Racial composition as of the 2020 census
| Race | Number | Percent |
|---|---|---|
| White | 96 | 88.1% |
| Black or African American | 0 | 0.0% |
| American Indian and Alaska Native | 1 | 0.9% |
| Asian | 1 | 0.9% |
| Native Hawaiian and Other Pacific Islander | 0 | 0.0% |
| Some other race | 3 | 2.8% |
| Two or more races | 8 | 7.3% |
| Hispanic or Latino (of any race) | 5 | 4.6% |

===2000 census===
As of the census of 2000, there were 148 people, 64 households, and 41 families residing in the town. The population density was 284.6 PD/sqmi. There were 88 housing units at an average density of 169.2 /sqmi. The racial makeup of the town was 97.30% White, 1.35% Native American, and 1.35% from two or more races. Hispanic or Latino of any race were 2.70% of the population.

There were 64 households, out of which 23.4% had children under the age of 18 living with them, 57.8% were married couples living together, 3.1% had a female householder with no husband present, and 34.4% were non-families. 34.4% of all households were made up of individuals, and 20.3% had someone living alone who was 65 years of age or older.
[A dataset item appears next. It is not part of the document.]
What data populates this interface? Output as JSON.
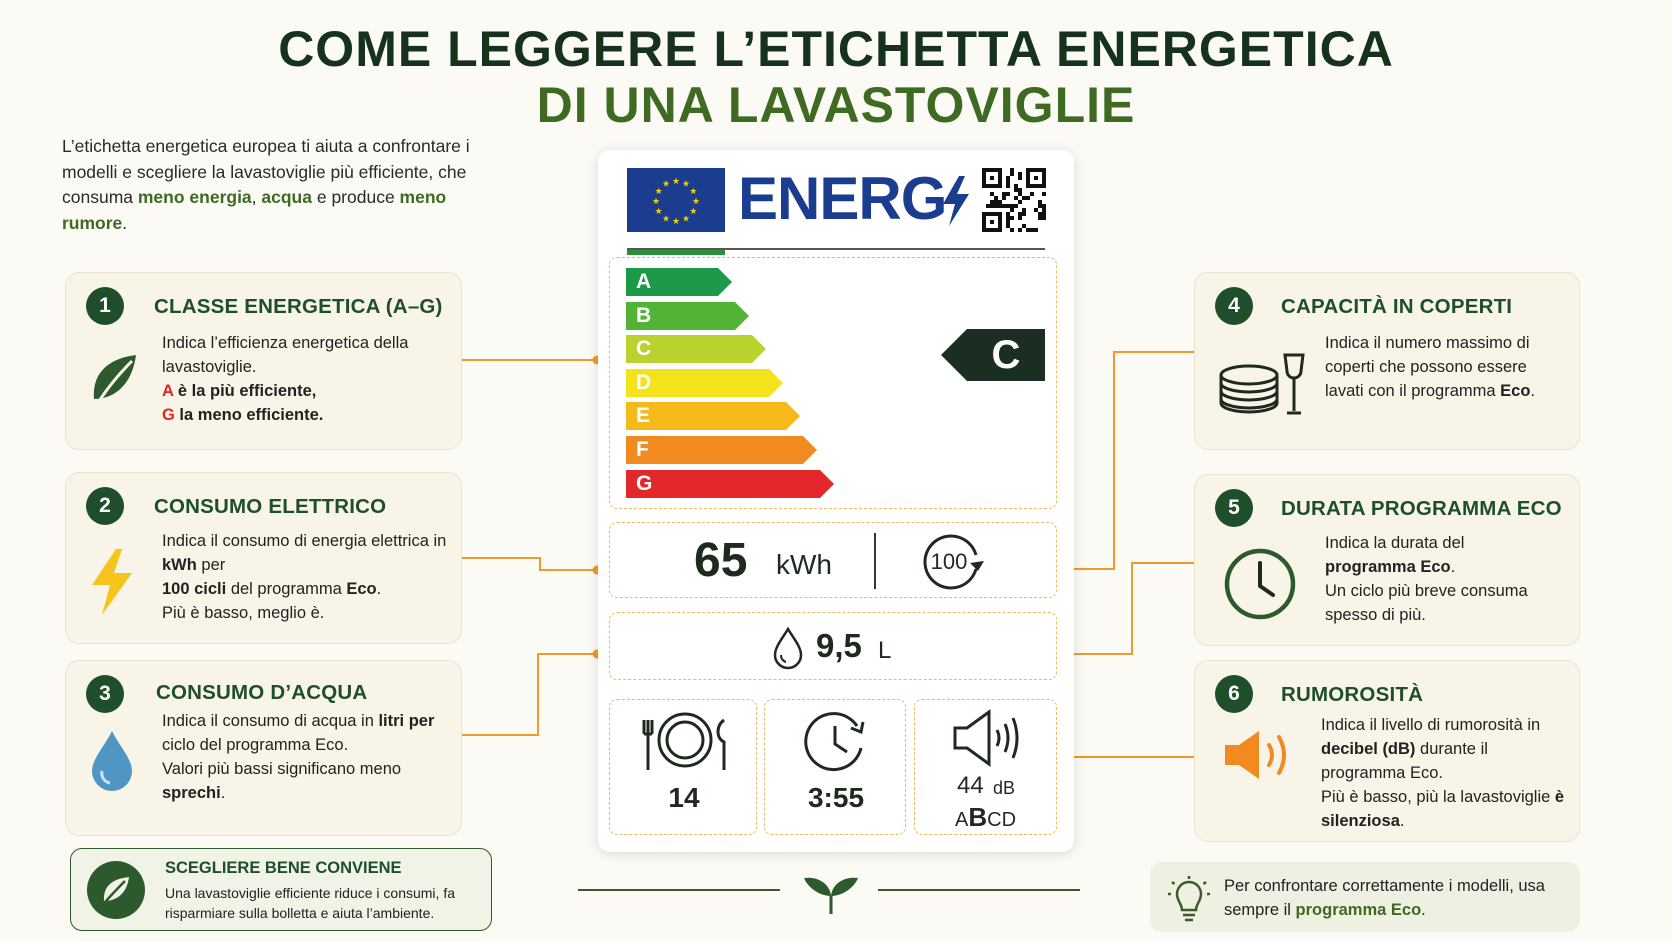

The average household size was 2.31 and the average family size was 3.00.

In the town, the population was spread out, with 20.9% under the age of 18, 8.1% from 18 to 24, 20.3% from 25 to 44, 28.4% from 45 to 64, and 22.3% who were 65 years of age or older. The median age was 45 years. For every 100 females, there were 100.0 males. For every 100 females age 18 and over, there were 91.8 males.
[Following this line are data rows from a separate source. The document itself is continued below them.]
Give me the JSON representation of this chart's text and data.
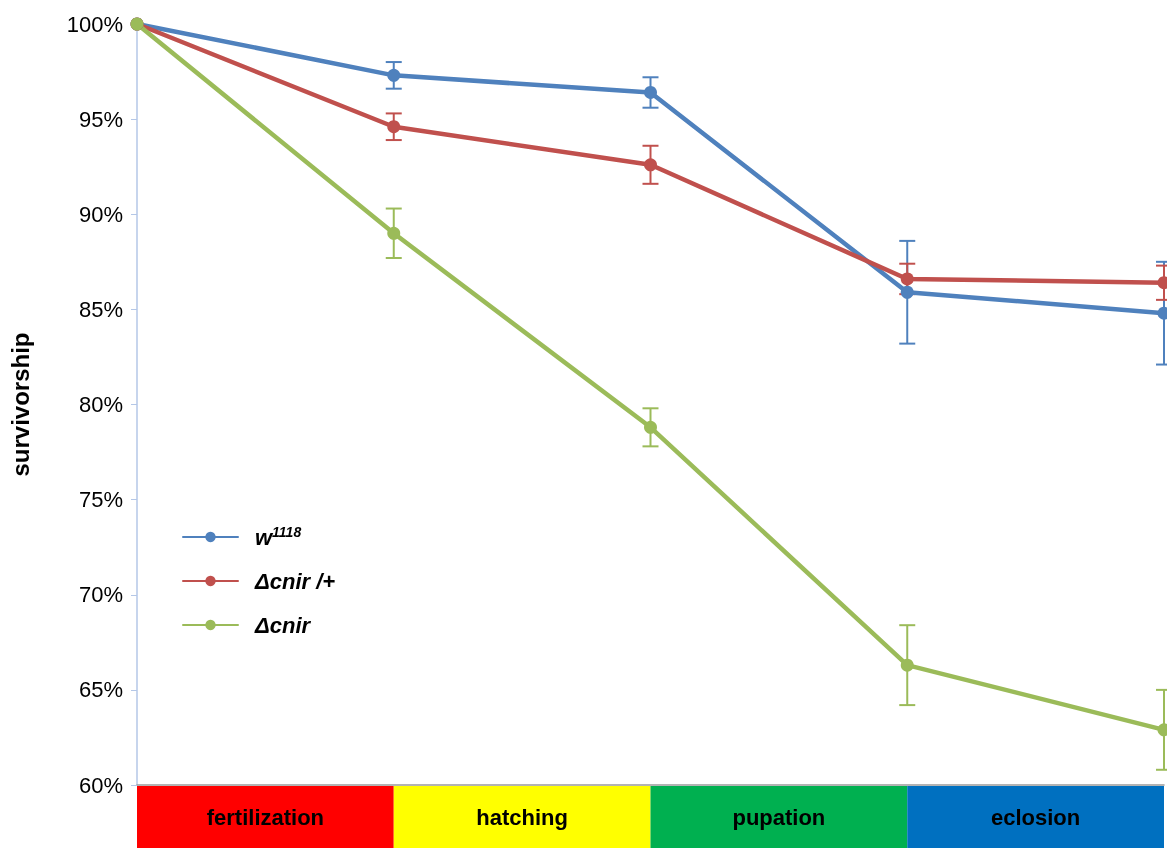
{
  "chart_data": {
    "type": "line",
    "ylabel": "survivorship",
    "categories": [
      null,
      null,
      null,
      null,
      null
    ],
    "ylim": [
      60,
      100
    ],
    "yticks": [
      {
        "value": 60,
        "label": "60%"
      },
      {
        "value": 65,
        "label": "65%"
      },
      {
        "value": 70,
        "label": "70%"
      },
      {
        "value": 75,
        "label": "75%"
      },
      {
        "value": 80,
        "label": "80%"
      },
      {
        "value": 85,
        "label": "85%"
      },
      {
        "value": 90,
        "label": "90%"
      },
      {
        "value": 95,
        "label": "95%"
      },
      {
        "value": 100,
        "label": "100%"
      }
    ],
    "tick_labels": "y",
    "grid": false,
    "legend": "center left",
    "marker": "circle",
    "line_style": "solid",
    "series": [
      {
        "name": "w$^{1118}$",
        "color": "#4f81bd",
        "values": [
          100,
          97.3,
          96.4,
          85.9,
          84.8
        ],
        "errors": [
          null,
          0.7,
          0.8,
          2.7,
          2.7
        ]
      },
      {
        "name": "Δcnir /+",
        "color": "#c0504d",
        "values": [
          100,
          94.6,
          92.6,
          86.6,
          86.4
        ],
        "errors": [
          null,
          0.7,
          1.0,
          0.8,
          0.9
        ]
      },
      {
        "name": "Δcnir",
        "color": "#9bbb59",
        "values": [
          100,
          89.0,
          78.8,
          66.3,
          62.9
        ],
        "errors": [
          null,
          1.3,
          1.0,
          2.1,
          2.1
        ]
      }
    ],
    "annotations": [
      "fertilization",
      "hatching",
      "pupation",
      "eclosion"
    ]
  }
}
The median income for a household in the town was $24,375, and the median income for a family was $31,250. Males had a median income of $22,500 versus $20,625 for females. The per capita income for the town was $21,848. There were 12.5% of families and 10.3% of the population living below the poverty line, including no under eighteens and none of those over 64.

==Education==
Dacoma shares a school district with the nearby town of Carmen.